If you know of other great resources let me know.

ARTICLES
Bobby Gilles – Recovering the Lost Practice of Lament
Kristen Gilles – 
Strength to Worship in Every SeasonHow to bear with loss and the waiting
John Patton – How to Mourn with the Parents of Stillborn and Miscarried Children
Nancy Guthrie – Grieving a loss
(Pj and I spent a weekend with Nancy, her husband David, and 10 other couples who had lost children.  You can find out more about their “Respite Retreat” here.)

Michael Card and Calvin Seerveld – Bringing Our Pain to God: Michael Card and Calvin Seerveld on biblical lament in worship

Dan Allender – The Hidden Hope in Lament

MUSIC

To God I Made My Sorrows Known (Isaac Watts – Psalm 142)
mp3 | leadsheet (Southern Harmony – Poland)

——

Here is a priceless list of suggestions on caring for those who grieve from the John Patton article above:

Comforting Those Who Wait for the Resurrection

Death, that most hateful of things, awaits every one of us, yet its sting is unique when it takes a helpless babe.  While we believe Jesus conquered death at the cross, we wait for the resurrection to fully realize the death of death. Until then we must bear the burdens of and mourn with those around us.

The comfort and hope of the resurrection give us great resources for responding to those in your community who have suffered the pains of miscarriage. Here are six thought to keep in mind as you comfort and console.

  1. Be content simply to “mourn with those who mourn” (Rom. 12:15). Know that your words of comfort will not be much consolation in the short run, even if you have experienced miscarriage yourself. As with most other kinds of loss, each person’s experience is profoundly different.
  2. Don’t try to be the hero. Your may desire to utter just the right words that will bring healing and resolution to mom and dad’s pain. But that desire may arise more from your own struggle to reconcile the reality of death with the hope of Christ than from the need of those suffering to hear your words.
  3. Remember mom. Her pain will linger after most people have ceased asking about it. Don’t be afraid to broach the subject and encourage her six, nine, or even twelve months after the fact.
  4. Remember dad. A miscarriage is not a set of circumstances in which mom suffers the pain and dad gives support. It’s tempting to think that mom bears all the pain, but a father feels helpless in his own way. He needs much love and encouragement.
  5. Be patient.  My wife and I have struggled over and over again to choose worship and dependence rather than despair or indifference. Sometimes we have failed. Be patient with those who seem not to be “getting over” their loss. Pray for the truth of God’s goodness to break through. Love, love, love on your friends who have lost.
  6. Read them the Psalms. Just pick them up and start reading. They give lyrical shape to the confusion, anger, pain, relief, hope, and every other possible emotion the suffering feel. Reading the Psalms helps us to live emotionally with a doxological mindset. Psalm 34 has been a key text for me.

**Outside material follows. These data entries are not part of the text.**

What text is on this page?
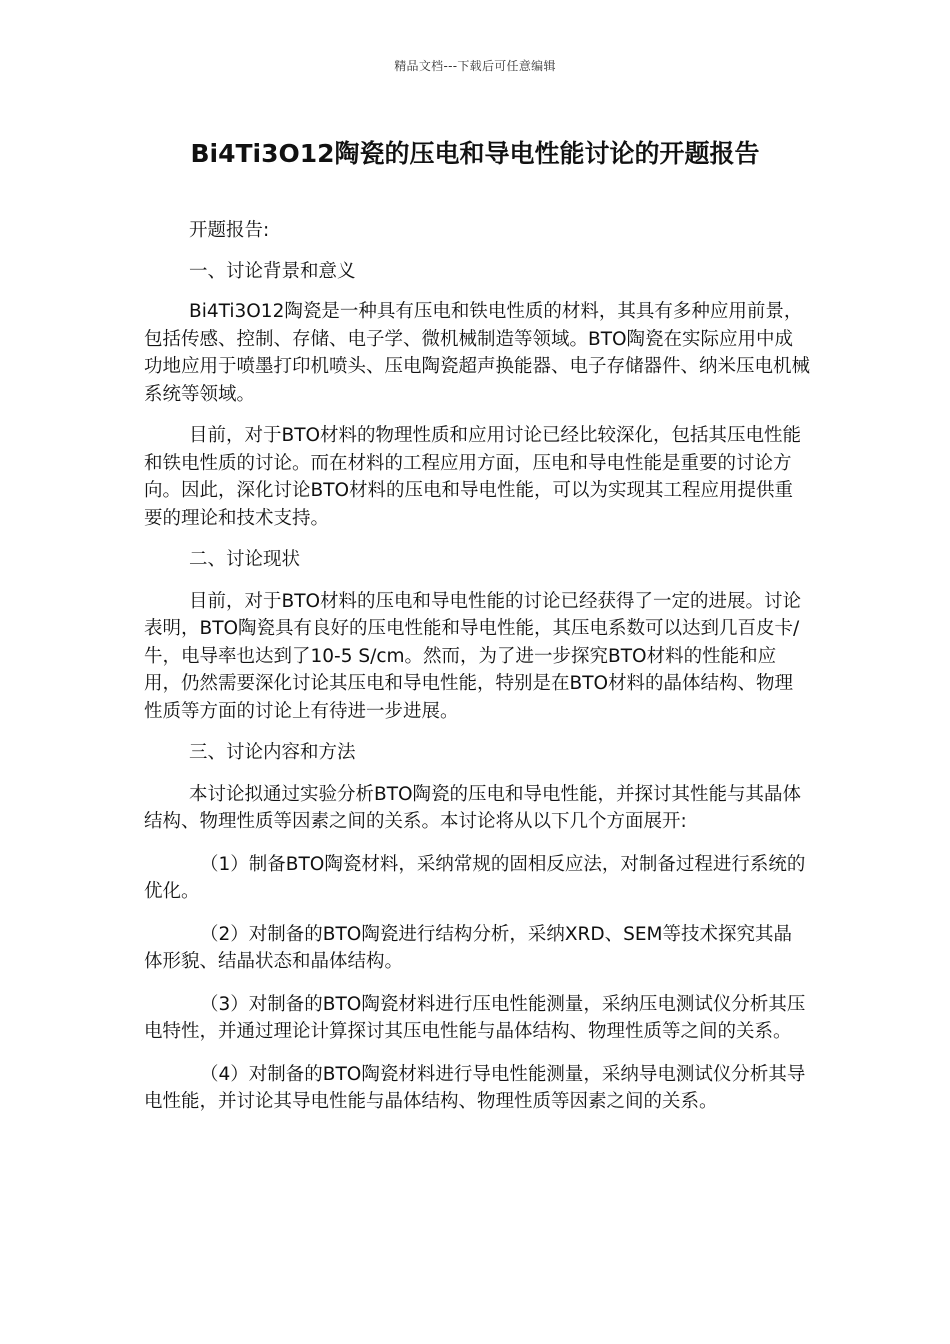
精品文档---下载后可任意编辑
Bi4Ti3O12陶瓷的压电和导电性能讨论的开题报告

开题报告:

一、讨论背景和意义

Bi4Ti3O12陶瓷是一种具有压电和铁电性质的材料，其具有多种应用前景，包括传感、控制、存储、电子学、微机械制造等领域。BTO陶瓷在实际应用中成功地应用于喷墨打印机喷头、压电陶瓷超声换能器、电子存储器件、纳米压电机械系统等领域。

目前，对于BTO材料的物理性质和应用讨论已经比较深化，包括其压电性能和铁电性质的讨论。而在材料的工程应用方面，压电和导电性能是重要的讨论方向。因此，深化讨论BTO材料的压电和导电性能，可以为实现其工程应用提供重要的理论和技术支持。

二、讨论现状

目前，对于BTO材料的压电和导电性能的讨论已经获得了一定的进展。讨论表明，BTO陶瓷具有良好的压电性能和导电性能，其压电系数可以达到几百皮卡/牛，电导率也达到了10-5 S/cm。然而，为了进一步探究BTO材料的性能和应用，仍然需要深化讨论其压电和导电性能，特别是在BTO材料的晶体结构、物理性质等方面的讨论上有待进一步进展。

三、讨论内容和方法

本讨论拟通过实验分析BTO陶瓷的压电和导电性能，并探讨其性能与其晶体结构、物理性质等因素之间的关系。本讨论将从以下几个方面展开:

（1）制备BTO陶瓷材料，采纳常规的固相反应法，对制备过程进行系统的优化。

（2）对制备的BTO陶瓷进行结构分析，采纳XRD、SEM等技术探究其晶体形貌、结晶状态和晶体结构。

（3）对制备的BTO陶瓷材料进行压电性能测量，采纳压电测试仪分析其压电特性，并通过理论计算探讨其压电性能与晶体结构、物理性质等之间的关系。

（4）对制备的BTO陶瓷材料进行导电性能测量，采纳导电测试仪分析其导电性能，并讨论其导电性能与晶体结构、物理性质等因素之间的关系。
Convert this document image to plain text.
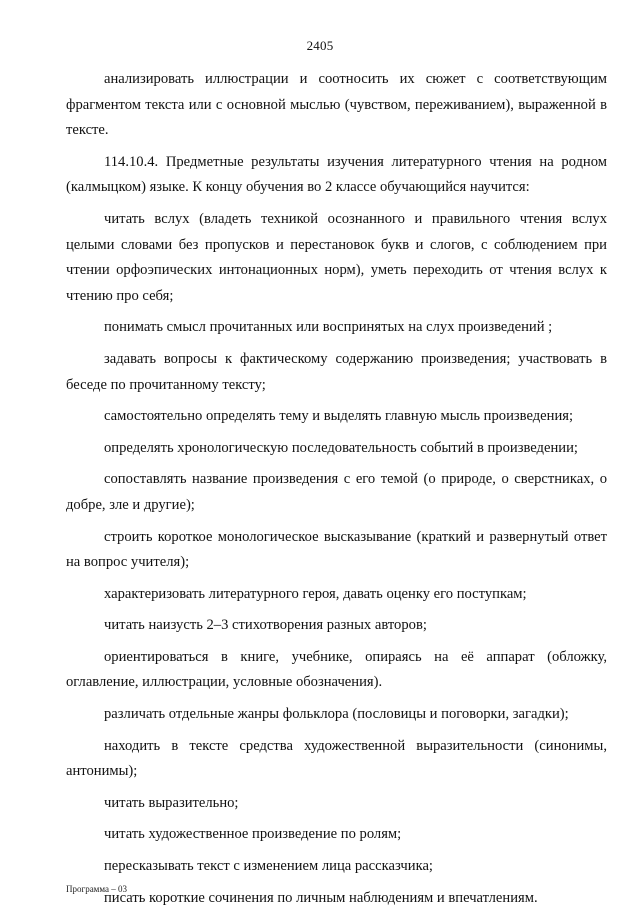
2405

анализировать иллюстрации и соотносить их сюжет с соответствующим фрагментом текста или с основной мыслью (чувством, переживанием), выраженной в тексте.

114.10.4. Предметные результаты изучения литературного чтения на родном (калмыцком) языке. К концу обучения во 2 классе обучающийся научится:

читать вслух (владеть техникой осознанного и правильного чтения вслух целыми словами без пропусков и перестановок букв и слогов, с соблюдением при чтении орфоэпических интонационных норм), уметь переходить от чтения вслух к чтению про себя;

понимать смысл прочитанных или воспринятых на слух произведений ;

задавать вопросы к фактическому содержанию произведения; участвовать в беседе по прочитанному тексту;

самостоятельно определять тему и выделять главную мысль произведения;

определять хронологическую последовательность событий в произведении;

сопоставлять название произведения с его темой (о природе, о сверстниках, о добре, зле и другие);

строить короткое монологическое высказывание (краткий и развернутый ответ на вопрос учителя);

характеризовать литературного героя, давать оценку его поступкам;

читать наизусть 2–3 стихотворения разных авторов;

ориентироваться в книге, учебнике, опираясь на её аппарат (обложку, оглавление, иллюстрации, условные обозначения).

различать отдельные жанры фольклора (пословицы и поговорки, загадки);

находить в тексте средства художественной выразительности (синонимы, антонимы);

читать выразительно;

читать художественное произведение по ролям;

пересказывать текст с изменением лица рассказчика;

писать короткие сочинения по личным наблюдениям и впечатлениям.

Программа – 03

(Illustration by Wes Bausmith / Los Angeles Times)

Here’s a great article on the “Ring Theory of Kvetching” from the LA Times that a friend sent me.  Total Gold!

“Here are the rules. The person in the center ring can say anything she wants to anyone, anywhere. She can kvetch and complain and whine and moan and curse the heavens and say, “Life is unfair” and “Why me?” That’s the one payoff for being in the center ring.

Everyone else can say those things too, but only to people in larger rings.”